In the past several years, herbal medicine and tinctures are finally regaining popularity. More people are well-researched, educated about herbal medicine. Tinctures are a convenient, quicker way to take your herbal medicine. In a modern lifestyle like nowadays, tinctures are also great for traveling and taking plant medicine when you’re on the go. These small bottles can fit in your car as long as it is not a 105 degree summer day, purses or fanny packs, and toiletries bags. You’ll be able to have your herbs in between work, day-to-day activities, and everything in between. If one wants to avoid the ethanolic aspect of tinctures, one can add dropperfuls of tincture to water and slightly warm it up to allow the ethanol to evaporate. Or dilute it in water to offset the taste. In short, tinctures are an easy way to administer your herbal medicine.
Let’s talk about medical independence. Ever think that herbal tinctures seem costly on the shelves of a local health store, apothecary, and/or health section in your grocery store? An ounce could easily cost $15 and you could easily go through it within 5-7 days if taking 2 dropperfuls, 3x a day. This doesn’t add up, in the terms of sustainability or self-sufficiency. To be self-sufficient in herbal medicine, it is oftentimes better for one to craft their own herbal medicine. In that intimate process, it is empowering to yourself and your herbal knowledge. Steps not including the part where you tincture your herbs are also picking or buying your herbs, growing your own, drying them, and then finally tincturing them. When you go through all the steps, you’ll be strapped with an extensive understanding of where your herbs came from and how they were turned into medicine. Also, tinctures have an extremely long shelf life depending on the condition they’re stored under: cool, dark, dry place in a dark tightly closed bottle. So with that, you are set up to make a bountiful supply of herbal medicine for yourself and your family for many years to come.
Maceration vs percolation
A maceration is where the marc (plant material) is finely chopped, ground to a consistent size, and/or blended in with the menstruum (solvent). Marc for macerations can be either dried or fresh plant material. Maceration can be known as the folk, slow method. The marc and menstruum are combined together and then left in a cool, dark, dry place for 2-4 weeks. The jar that holds your future herbal medicine can be agitated every now and then for better extraction.

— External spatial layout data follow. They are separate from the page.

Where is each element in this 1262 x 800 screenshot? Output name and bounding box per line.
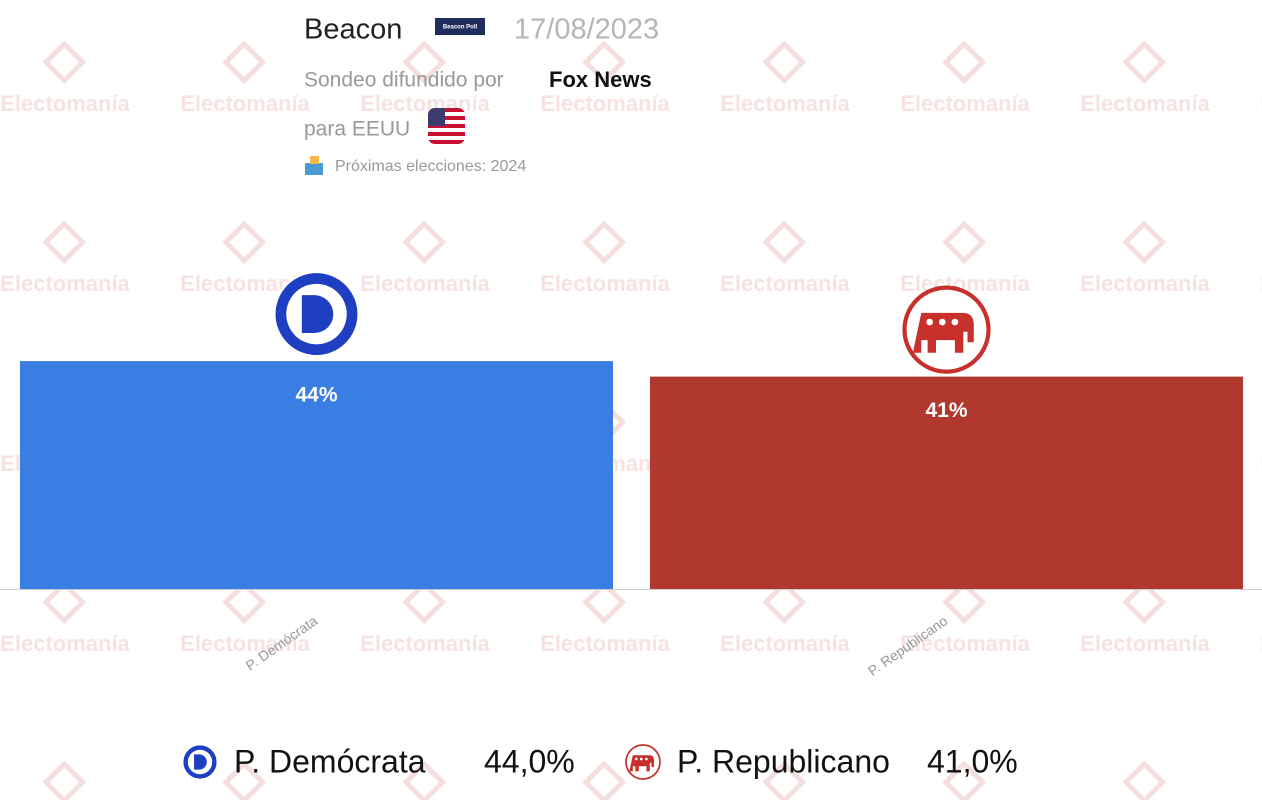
watermark-icon (1122, 580, 1167, 625)
watermark-icon (762, 40, 807, 85)
watermark-icon (402, 220, 447, 265)
watermark-icon (942, 760, 987, 800)
legend-value: 44,0% (484, 743, 575, 779)
party-logo-star (639, 757, 643, 761)
legend-label: P. Demócrata (234, 743, 426, 779)
pollster-name: Beacon (304, 14, 402, 46)
watermark-text: Electomanía (720, 271, 850, 296)
watermark-text: Electomanía (540, 271, 670, 296)
watermark-text: Electomanía (900, 631, 1030, 656)
party-logo-letter (301, 295, 334, 333)
pollster-logo (435, 18, 485, 35)
watermark-text: Electomanía (1080, 631, 1210, 656)
watermark-icon (762, 760, 807, 800)
watermark-icon (222, 40, 267, 85)
watermark-text: Electomanía (180, 91, 310, 116)
watermark-text: Electomanía (720, 91, 850, 116)
next-elections: Próximas elecciones: 2024 (335, 158, 526, 175)
party-logo-letter (194, 754, 207, 770)
watermark-text: Electomanía (1260, 91, 1262, 116)
ballot-icon (305, 156, 323, 175)
watermark-text: Electomanía (720, 631, 850, 656)
watermark-icon (1122, 760, 1167, 800)
watermark-icon (582, 580, 627, 625)
watermark-text: Electomanía (1260, 451, 1262, 476)
watermark-icon (942, 40, 987, 85)
watermark-text: Electomanía (1260, 271, 1262, 296)
watermark-icon (222, 760, 267, 800)
pollster-logo-text: Beacon Poll (443, 25, 478, 31)
watermark-icon (762, 220, 807, 265)
watermark-icon (42, 760, 87, 800)
country-label: para EEUU (304, 118, 410, 141)
flag-us (428, 108, 465, 144)
bar (20, 361, 613, 589)
watermark-icon (42, 40, 87, 85)
watermark-text: Electomanía (540, 91, 670, 116)
bar (650, 376, 1243, 589)
watermark-icon (582, 220, 627, 265)
watermark-icon (582, 760, 627, 800)
watermark-icon (942, 580, 987, 625)
legend-label: P. Republicano (677, 743, 890, 779)
watermark-text: Electomanía (360, 91, 490, 116)
watermark-text: Electomanía (0, 271, 130, 296)
value-label: 41% (925, 399, 967, 422)
watermark-icon (222, 220, 267, 265)
party-logo-star (926, 318, 934, 326)
watermark-icon (42, 580, 87, 625)
value-label: 44% (295, 384, 337, 407)
legend: P. Demócrata 44,0% P. Republicano 41,0% (182, 743, 1018, 780)
watermark-icon (582, 40, 627, 85)
party-logo-star (938, 318, 946, 326)
watermark-icon (762, 580, 807, 625)
watermark-icon (1122, 220, 1167, 265)
watermark-icon (942, 220, 987, 265)
watermark-text: Electomanía (0, 91, 130, 116)
watermark-icon (402, 580, 447, 625)
watermark-text: Electomanía (180, 631, 310, 656)
watermark-text: Electomanía (900, 91, 1030, 116)
poll-date: 17/08/2023 (514, 14, 659, 46)
watermark-text: Electomanía (1080, 271, 1210, 296)
published-by: Fox News (549, 67, 652, 92)
watermark-icon (42, 220, 87, 265)
legend-value: 41,0% (927, 743, 1018, 779)
watermark-icon (222, 580, 267, 625)
watermark-text: Electomanía (0, 631, 130, 656)
party-logo-star (951, 318, 959, 326)
watermark-text: Electomanía (540, 631, 670, 656)
watermark-icon (402, 760, 447, 800)
watermark-text: Electomanía (360, 271, 490, 296)
watermark-icon (1122, 40, 1167, 85)
watermark-icon (402, 40, 447, 85)
party-logo-star (645, 757, 648, 761)
party-logo-star (634, 757, 638, 761)
watermark-text: Electomanía (1260, 631, 1262, 656)
published-by-label: Sondeo difundido por (304, 69, 504, 92)
watermark-text: Electomanía (360, 631, 490, 656)
watermark-text: Electomanía (1080, 91, 1210, 116)
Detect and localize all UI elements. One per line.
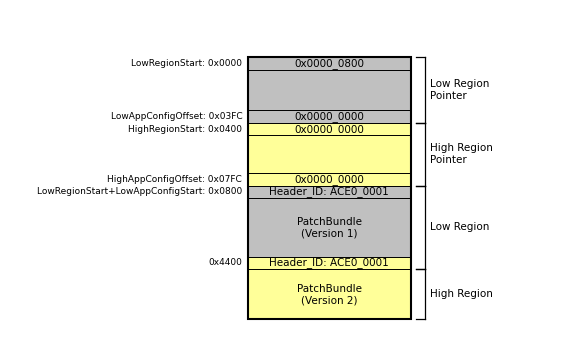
Bar [248,58,411,319]
Text: HighRegionStart: 0x0400: HighRegionStart: 0x0400 [128,125,242,134]
Text: 0x4400: 0x4400 [208,258,242,268]
Text: Low Region
Pointer: Low Region Pointer [430,79,489,101]
Text: 0x0000_0800: 0x0000_0800 [294,58,364,69]
Bar [248,186,411,198]
Text: Low Region: Low Region [430,222,489,232]
Text: 0x0000_0000: 0x0000_0000 [294,174,364,185]
Bar [248,257,411,269]
Text: HighAppConfigOffset: 0x07FC: HighAppConfigOffset: 0x07FC [108,175,242,184]
Bar [248,198,411,257]
Text: 0x0000_0000: 0x0000_0000 [294,111,364,122]
Bar [248,70,411,110]
Text: 0x0000_0000: 0x0000_0000 [294,124,364,135]
Bar [248,123,411,135]
Bar [248,135,411,173]
Text: Header_ID: ACE0_0001: Header_ID: ACE0_0001 [269,186,389,197]
Text: PatchBundle
(Version 2): PatchBundle (Version 2) [296,283,361,305]
Bar [248,173,411,186]
Bar [248,58,411,70]
Text: LowRegionStart+LowAppConfigStart: 0x0800: LowRegionStart+LowAppConfigStart: 0x0800 [37,188,242,196]
Text: High Region: High Region [430,289,493,299]
Text: High Region
Pointer: High Region Pointer [430,143,493,165]
Text: PatchBundle
(Version 1): PatchBundle (Version 1) [296,216,361,238]
Text: LowAppConfigOffset: 0x03FC: LowAppConfigOffset: 0x03FC [110,112,242,121]
Text: LowRegionStart: 0x0000: LowRegionStart: 0x0000 [131,59,242,68]
Bar [248,110,411,123]
Text: Header_ID: ACE0_0001: Header_ID: ACE0_0001 [269,257,389,268]
Bar [248,269,411,319]
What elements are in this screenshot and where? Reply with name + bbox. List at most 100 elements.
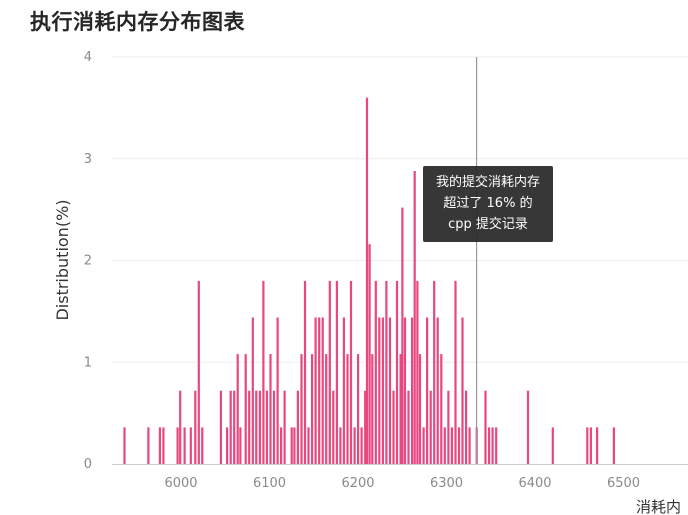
distribution-bar[interactable] xyxy=(407,390,410,464)
distribution-bar[interactable] xyxy=(349,280,353,464)
distribution-bar[interactable] xyxy=(484,390,487,464)
distribution-bar[interactable] xyxy=(265,390,268,464)
distribution-bar[interactable] xyxy=(596,427,599,464)
distribution-bar[interactable] xyxy=(353,427,356,464)
y-tick-label: 1 xyxy=(84,355,92,370)
y-tick-label: 0 xyxy=(84,457,92,472)
distribution-bar[interactable] xyxy=(433,280,436,464)
distribution-bar[interactable] xyxy=(401,207,404,464)
tooltip-line: cpp 提交记录 xyxy=(448,217,528,232)
distribution-bar[interactable] xyxy=(236,354,239,464)
distribution-bar[interactable] xyxy=(332,390,335,464)
distribution-bar[interactable] xyxy=(296,390,299,464)
distribution-bar[interactable] xyxy=(526,390,530,464)
distribution-bar[interactable] xyxy=(586,427,589,464)
distribution-bar[interactable] xyxy=(447,390,450,464)
distribution-bar[interactable] xyxy=(465,390,468,464)
distribution-bar[interactable] xyxy=(392,390,395,464)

A percolation is a slightly more complex methodology but quicker. This involves more mathematical elbow grease and a percolation cone. Marc for percolation has to be dried plant material and ground up into a consistent size. Then the marc is packed into a percolation cone sitting over another vessel. Menstruum is poured over the marc and the output looks much like a drip and you control the drip flow ensuring that there is a drip every other 2-4 seconds. This methodology can give you a concentrated herbal extract within 24 hours.